Além disso, o montante do orçamento do Estado para o pagamento da
dívida deverá ser limitado em função do estado da
economia, a capacidade dos governos para pagar e a natureza não
redutível dos gastos sociais. Temos de aprender com o que foi feito para
a Alemanha após a Segunda Guerra Mundial. O Acordo de Londres de 1953
sobre a dívida alemã que consistia na redução de
62% no valor da dívida, estipulava que a relação entre o
serviço da dívida e as receitas de exportação
não devia exceder 5%
[2]
. Pode-se definir uma relação deste tipo: a soma atribuída
à amortização da dívida não pode ultrapassar
5% da receita do Estado. É preciso também adoptar um quadro
jurídico para impedir a repetição da crise que
começou em 2007-2008: a interdição de
socialização de dívidas privadas, a
obrigação de realizar uma auditoria permanente da política
da dívida pública com a participação dos
cidadãos, a não prescrição dos crimes relacionados
com o endividamento ilegítimo, a nulidade das dívidas
ilegítimas...
2. Parar os planos de austeridade. São injustos e aprofundam a crise.

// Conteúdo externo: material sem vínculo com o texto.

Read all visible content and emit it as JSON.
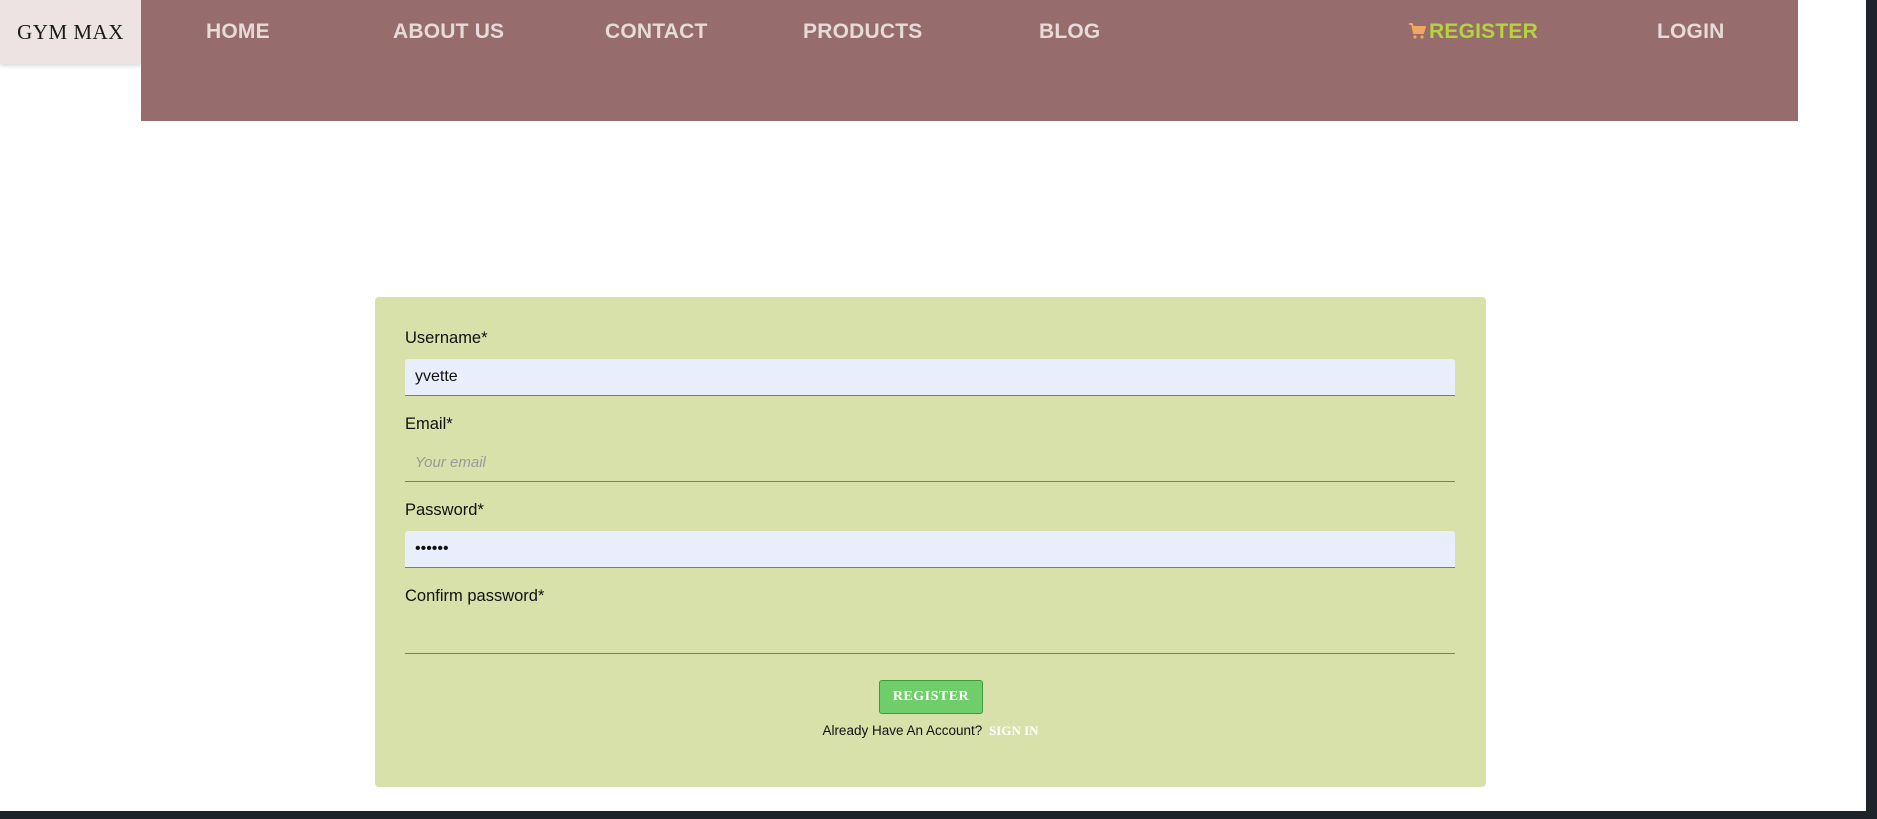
{
  "brand": {
    "logo_text": "GYM MAX"
  },
  "nav": {
    "home": "HOME",
    "about": "ABOUT US",
    "contact": "CONTACT",
    "products": "PRODUCTS",
    "blog": "BLOG",
    "cart_icon": "shopping-cart-icon",
    "register": "REGISTER",
    "login": "LOGIN"
  },
  "form": {
    "username_label": "Username*",
    "username_value": "yvette",
    "email_label": "Email*",
    "email_placeholder": "Your email",
    "password_label": "Password*",
    "password_value": "••••••",
    "confirm_label": "Confirm password*",
    "confirm_value": "",
    "submit_label": "REGISTER",
    "account_prompt": "Already Have An Account?",
    "signin_label": "SIGN IN"
  },
  "colors": {
    "nav_background": "#976c6d",
    "nav_text": "#e7dada",
    "nav_active": "#b5d33d",
    "cart_icon": "#f0a860",
    "form_background": "#d7e1a9",
    "button_background": "#6fcd6a",
    "input_underline": "#c45a5a",
    "autofill_background": "#e8eefc"
  }
}
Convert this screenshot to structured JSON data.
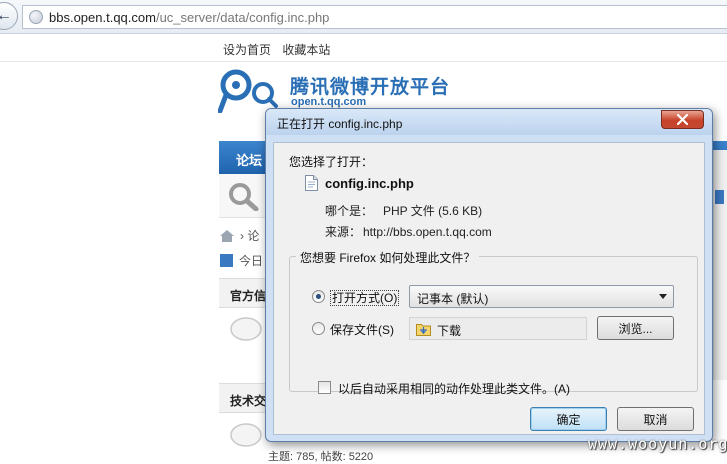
{
  "browser": {
    "url_host": "bbs.open.t.qq.com",
    "url_path": "/uc_server/data/config.inc.php"
  },
  "page": {
    "toplinks": [
      "设为首页",
      "收藏本站"
    ],
    "logo_title": "腾讯微博开放平台",
    "logo_sub": "open.t.qq.com",
    "nav_forum": "论坛",
    "crumb": "论",
    "today": "今日",
    "section1": "官方信",
    "section2": "技术交",
    "bottom_text": "主题: 785, 帖数: 5220"
  },
  "dialog": {
    "title": "正在打开 config.inc.php",
    "prompt": "您选择了打开：",
    "file_name": "config.inc.php",
    "type_label": "哪个是：",
    "type_value": "PHP 文件 (5.6 KB)",
    "source_label": "来源：",
    "source_value": "http://bbs.open.t.qq.com",
    "question": "您想要 Firefox 如何处理此文件？",
    "open_with_label": "打开方式(O)",
    "open_with_value": "记事本 (默认)",
    "save_label": "保存文件(S)",
    "save_folder": "下载",
    "browse_label": "浏览...",
    "auto_label": "以后自动采用相同的动作处理此类文件。(A)",
    "ok_label": "确定",
    "cancel_label": "取消",
    "open_with_selected": true
  },
  "watermark": "www.wooyun.org"
}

De acordo com as exigências do FMI, os governos europeus optaram por
impor a sua rígida política de austeridade, com cortes nos gastos
públicos: com os despedimentos da função pública,
congelando salários dos funcionários, reduzindo o acesso a alguns
serviços públicos essenciais e à protecção
social, atrasando a idade de acesso à reforma. Em contrapartida, as
empresas públicas reclamam e obtêm um aumento de
tarifas, enquanto o custo do acesso à saúde e
educação também é revisto para cima. O recurso
à utilização de impostos indirectos particularmente
injustos, especialmente o IVA, está crescendo. As empresas
públicas no sector competitivo são maciçamente
privatizadas. As políticas de austeridade implementadas são
elevadas a um nível nunca visto desde a Segunda Guerra Mundial. Os
efeitos da crise são assim ampliados pelo chamados remédios, que
visam principalmente proteger os interesses dos donos do capital. Em suma, os
banqueiros bebem, os povos brindam!
Mas as pessoas suportam cada vez menos a injustiça dessas reformas
marcadas por uma regressão social de grande amplitude. Em termos
relativos, são os trabalhadores, os desempregados e as famílias
de baixo rendimento que são mais levados a contribuir para garantir que
os Estados continuem a engordar os credores. E entre os mais afectados, as
mulheres ocupam o primeiro lugar, porque a organização actual da
economia e da sociedade patriarcal, lhes impõe os efeitos desastrosos da
precariedade no trabalho, do trabalho parcial e mal pago. Directamente
afectados pela deterioração dos serviços públicos
sociais, elas pagam um alto preço. A luta para impor uma outra
lógica é inseparável da luta pelo respeito absoluto dos
direitos das mulheres.
3. Estabelecer uma verdadeira justiça fiscal europeia e uma
redistribuição justa da riqueza. Proibir as
transacções com paraísos fiscais e legais. Lutar contra a
fraude fiscal maciça das grandes empresas e dos mais ricos.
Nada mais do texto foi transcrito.